Travel Journal
Holiday Notes with Sketches, Paintings, Poetry
Having a notebook or sketch book while traveling offers opportunities to take notes of impressions of people and places. I’ve always loved poetry and jotted it down late at night or when I awaken. Words were my first love. Our home had floor to ceiling bookcases and every night we read before sleep. My desire to paint and draw came later after I’d read a million children’s picture books to students, swimming in the colors and characters of their pictures. I began teaching a class to kindergarteners called, “Journaling for Peace.” Each week students wrote simple sentences and if they couldn’t yet write they would illustrate their ideas. Watching them, I began to do the same in my own journals. When words seemed elusive I’d sketch a picture to represent my feelings.
Although I now spend most days painting, I still turn to poetry reading and writing for inspiration and expression. Here is one I wrote after my most recent vacation (One of the last days of our vacation in Cambridge, Massachusetts, Gary and I spent the day enjoying a Georgia Okeefe and Henry Moore exhibit.) Although I describe a moment of our holiday, it really explains my love of spots of nature and my weekly visits to parks and botanical gardens in my home city,V alencia, too.
Sketchbook Tree
Our December trip to the Fine Arts Museum in Boston By Marti Lay
We go to the museum in the hustle of the city
To find a space of quiet
Where all of life’s vitality is splashed and wiped upon the canvases
As we, hungry simple-minded humans, quietly circle round the sculptures and images
In hushed voices,
reminded of the pure beauty and anguish of life
and of the link between ourselves and these visionaries before us.
In the stillness, surrounded by our faint voices echoing among walls
And the colors that hang there,
We can breathe again.
Stepping outside, down the front steps into the chill of the winter wind
The traffic speeds by, sirens sound and we pull our coats tight
Like security blankets against the cold and commotion.

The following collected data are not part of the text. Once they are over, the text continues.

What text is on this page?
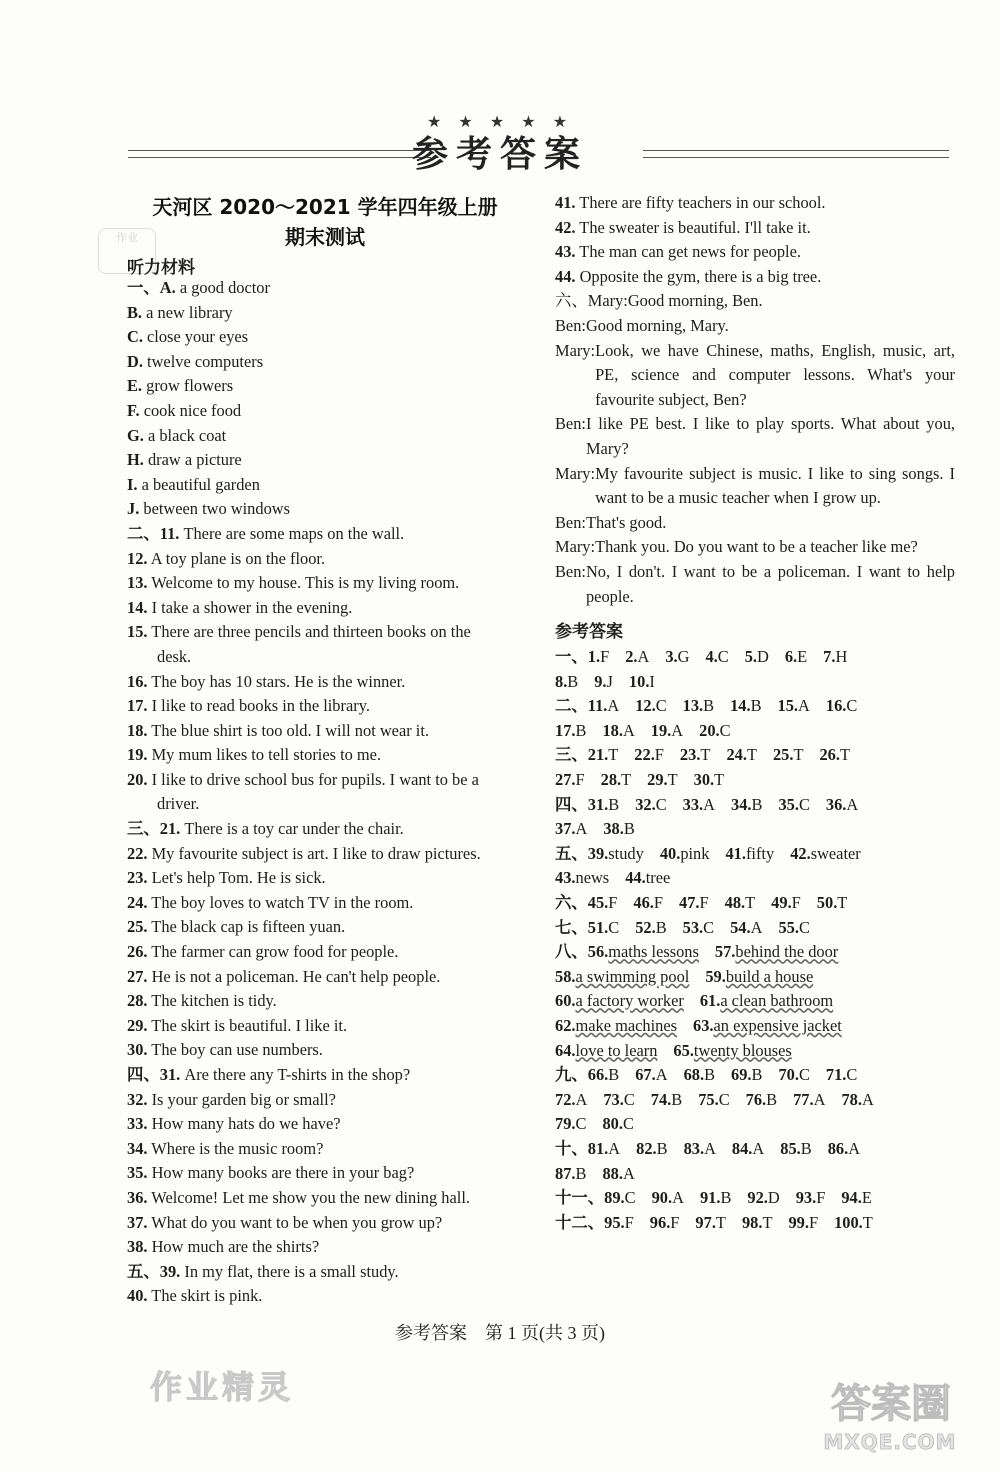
★ ★ ★ ★ ★
参考答案
天河区 2020～2021 学年四年级上册
期末测试
作业
听力材料
一、A. a good doctor
B. a new library
C. close your eyes
D. twelve computers
E. grow flowers
F. cook nice food
G. a black coat
H. draw a picture
I. a beautiful garden
J. between two windows
二、11. There are some maps on the wall.
12. A toy plane is on the floor.
13. Welcome to my house. This is my living room.
14. I take a shower in the evening.
15. There are three pencils and thirteen books on the
desk.
16. The boy has 10 stars. He is the winner.
17. I like to read books in the library.
18. The blue shirt is too old. I will not wear it.
19. My mum likes to tell stories to me.
20. I like to drive school bus for pupils. I want to be a
driver.
三、21. There is a toy car under the chair.
22. My favourite subject is art. I like to draw pictures.
23. Let's help Tom. He is sick.
24. The boy loves to watch TV in the room.
25. The black cap is fifteen yuan.
26. The farmer can grow food for people.
27. He is not a policeman. He can't help people.
28. The kitchen is tidy.
29. The skirt is beautiful. I like it.
30. The boy can use numbers.
四、31. Are there any T-shirts in the shop?
32. Is your garden big or small?
33. How many hats do we have?
34. Where is the music room?
35. How many books are there in your bag?
36. Welcome! Let me show you the new dining hall.
37. What do you want to be when you grow up?
38. How much are the shirts?
五、39. In my flat, there is a small study.
40. The skirt is pink.
41. There are fifty teachers in our school.
42. The sweater is beautiful. I'll take it.
43. The man can get news for people.
44. Opposite the gym, there is a big tree.
六、Mary: Good morning, Ben.
Ben: Good morning, Mary.
Mary: Look, we have Chinese, maths, English, music, art, PE, science and computer lessons. What's your favourite subject, Ben?
Ben: I like PE best. I like to play sports. What about you, Mary?
Mary: My favourite subject is music. I like to sing songs. I want to be a music teacher when I grow up.
Ben: That's good.
Mary: Thank you. Do you want to be a teacher like me?
Ben: No, I don't. I want to be a policeman. I want to help people.
参考答案
一、1.F 2.A 3.G 4.C 5.D 6.E 7.H
8.B 9.J 10.I
二、11.A 12.C 13.B 14.B 15.A 16.C
17.B 18.A 19.A 20.C
三、21.T 22.F 23.T 24.T 25.T 26.T
27.F 28.T 29.T 30.T
四、31.B 32.C 33.A 34.B 35.C 36.A
37.A 38.B
五、39.study 40.pink 41.fifty 42.sweater
43.news 44.tree
六、45.F 46.F 47.F 48.T 49.F 50.T
七、51.C 52.B 53.C 54.A 55.C
八、56.maths lessons 57.behind the door
58.a swimming pool 59.build a house
60.a factory worker 61.a clean bathroom
62.make machines 63.an expensive jacket
64.love to learn 65.twenty blouses
九、66.B 67.A 68.B 69.B 70.C 71.C
72.A 73.C 74.B 75.C 76.B 77.A 78.A
79.C 80.C
十、81.A 82.B 83.A 84.A 85.B 86.A
87.B 88.A
十一、89.C 90.A 91.B 92.D 93.F 94.E
十二、95.F 96.F 97.T 98.T 99.F 100.T
参考答案　第 1 页(共 3 页)
作业精灵	答案圈
MXQE.COM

We decide to walk through the thin nearby park
Where we are lifted
To the high bare tree limbs nodding above us
And down to our steps, as we consider the brown grasses,
the half -frozen pond,
the pigeons hastening to find food,
and the brittle remnants of neglected plants this time of year.
It’s not so different-
Our walk outside and inside that house of imagination.
Two places where one can find solitude and connection.
I know
The spirit of things is everywhere
And by fashioning spaces of contemplation
Rather than production, procurement, or distractions
And by going again and again to these houses of art, history, libraries, and gardens,
We can see and reflect.
And we are reminded of the value of all things.
Somehow we can become better from it.
In nature and art, I always find the warmth of home.